Multiplex PCR for bla(CTX-M) & bla(SHV) in the extended spectrum beta lactamase (ESBL) producing gram-negative isolates.

Background & Objective: Phenotyping is commonly used for detection of extended spectrum beta lactamase (ESBL) production in gram-negative isolates. ESBLs are mainly coded for by three important genes, namely bla(TEM), bla(SHV) and bla(CTX-M). In this study we used a multiplex PCR as a rapid method to identify two common genes (bla(CTX-M) & bla(SHV)) responsible for extended spectrum beta lactamase production in members of Enterobacteriaceae family isolated from different clinical samples from a specialty hospital at Chennai.

Methods: A total of 260 non repetitive clinical isolates from 240 patients (some patients had more than one organism also), was selected for the study. Of these 33 were from sputum, 64 from urine, 46 from blood, 28 from pus aspirates, 58 from endotracheal secretions and 31 from other miscellaneous specimens. Phenotypic identification for ESBL production was confirmed by double disk synergy test (DDST) and phenotypic confirmatory double disk test (PCDDT) according to CLSI guidelines. Multiplex PCR for bla(CTX-M) and bla(SHV) was performed for the ESBL positive isolates.

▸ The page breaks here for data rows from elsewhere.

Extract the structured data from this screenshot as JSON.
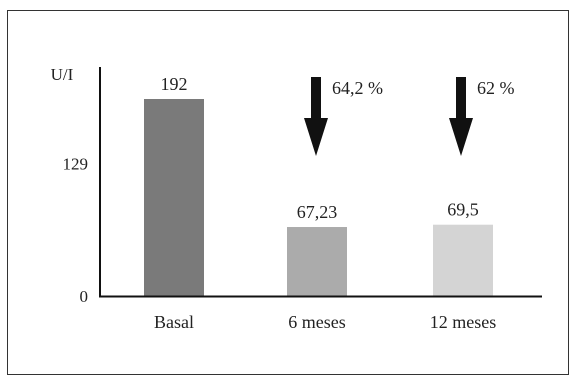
{
  "chart_data": {
    "type": "bar",
    "ylabel": "U/I",
    "ylim": [
      0,
      192
    ],
    "yticks": [
      0,
      129
    ],
    "categories": [
      "Basal",
      "6 meses",
      "12 meses"
    ],
    "values": [
      192,
      67.23,
      69.5
    ],
    "value_labels": [
      "192",
      "67,23",
      "69,5"
    ],
    "colors": [
      "#7a7a7a",
      "#ababab",
      "#d4d4d4"
    ],
    "annotations": [
      {
        "category": "6 meses",
        "icon": "down-arrow-icon",
        "text": "64,2 %"
      },
      {
        "category": "12 meses",
        "icon": "down-arrow-icon",
        "text": "62 %"
      }
    ],
    "grid": false,
    "legend": "none"
  }
}
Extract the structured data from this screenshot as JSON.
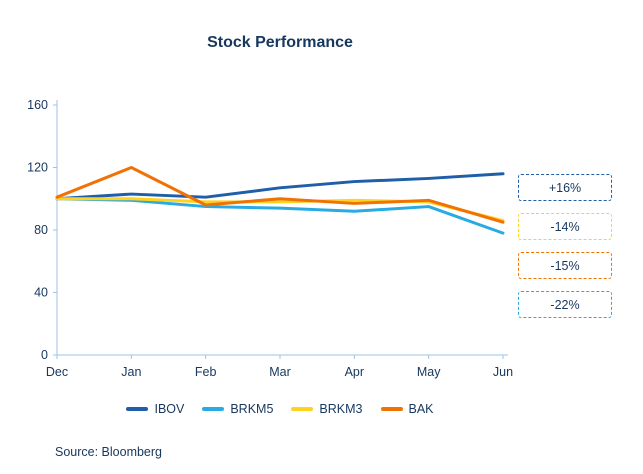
{
  "title": "Stock Performance",
  "source": "Source: Bloomberg",
  "chart_data": {
    "type": "line",
    "x": [
      "Dec",
      "Jan",
      "Feb",
      "Mar",
      "Apr",
      "May",
      "Jun"
    ],
    "series": [
      {
        "name": "IBOV",
        "color": "#1F5EA8",
        "values": [
          100,
          103,
          101,
          107,
          111,
          113,
          116
        ]
      },
      {
        "name": "BRKM5",
        "color": "#29ABE2",
        "values": [
          100,
          99,
          95,
          94,
          92,
          95,
          78
        ]
      },
      {
        "name": "BRKM3",
        "color": "#FFD21F",
        "values": [
          100,
          100,
          98,
          98,
          99,
          98,
          86
        ]
      },
      {
        "name": "BAK",
        "color": "#F07205",
        "values": [
          101,
          120,
          96,
          100,
          97,
          99,
          85
        ]
      }
    ],
    "ylim": [
      0,
      160
    ],
    "yticks": [
      0,
      40,
      80,
      120,
      160
    ],
    "grid": false,
    "legend_position": "bottom",
    "axis_color": "#9DC3E6",
    "annotations": [
      {
        "label": "+16%",
        "color": "#1F5EA8"
      },
      {
        "label": "-14%",
        "color": "#FFD21F"
      },
      {
        "label": "-15%",
        "color": "#F07205"
      },
      {
        "label": "-22%",
        "color": "#29ABE2"
      }
    ]
  }
}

Results: bla(SHV) like genes were found in 6 of 42 E.coli (14%), 7 of 46 Enterobacter species (15%), 28 of 62 Klebsiella species (45%) and bla(SHV) was not detected in any of the 50 isolates of non-fermenting gram-negative isolates. (Pseudomonas and Acinetobacter species) bla(CTX-M) like genes were found in 21 of 42 E. coli (50%), 13 of 46 Enterobacter species (28%), 25 of 62 (40%) Klebsiella species and 1 of 50 nonfermenting gram-negative bacilli (2%).

Interpretation & Conclusion: Our study demonstrated rapid detection of bla(SHV) and bla(CTX-M) in isolates belonging to Enterobacteriaceae and other non-fermenting clinical isolates using multiplex PCR. This genotypic method provided a rapid and efficient differentiation of ESBLs in the laboratory.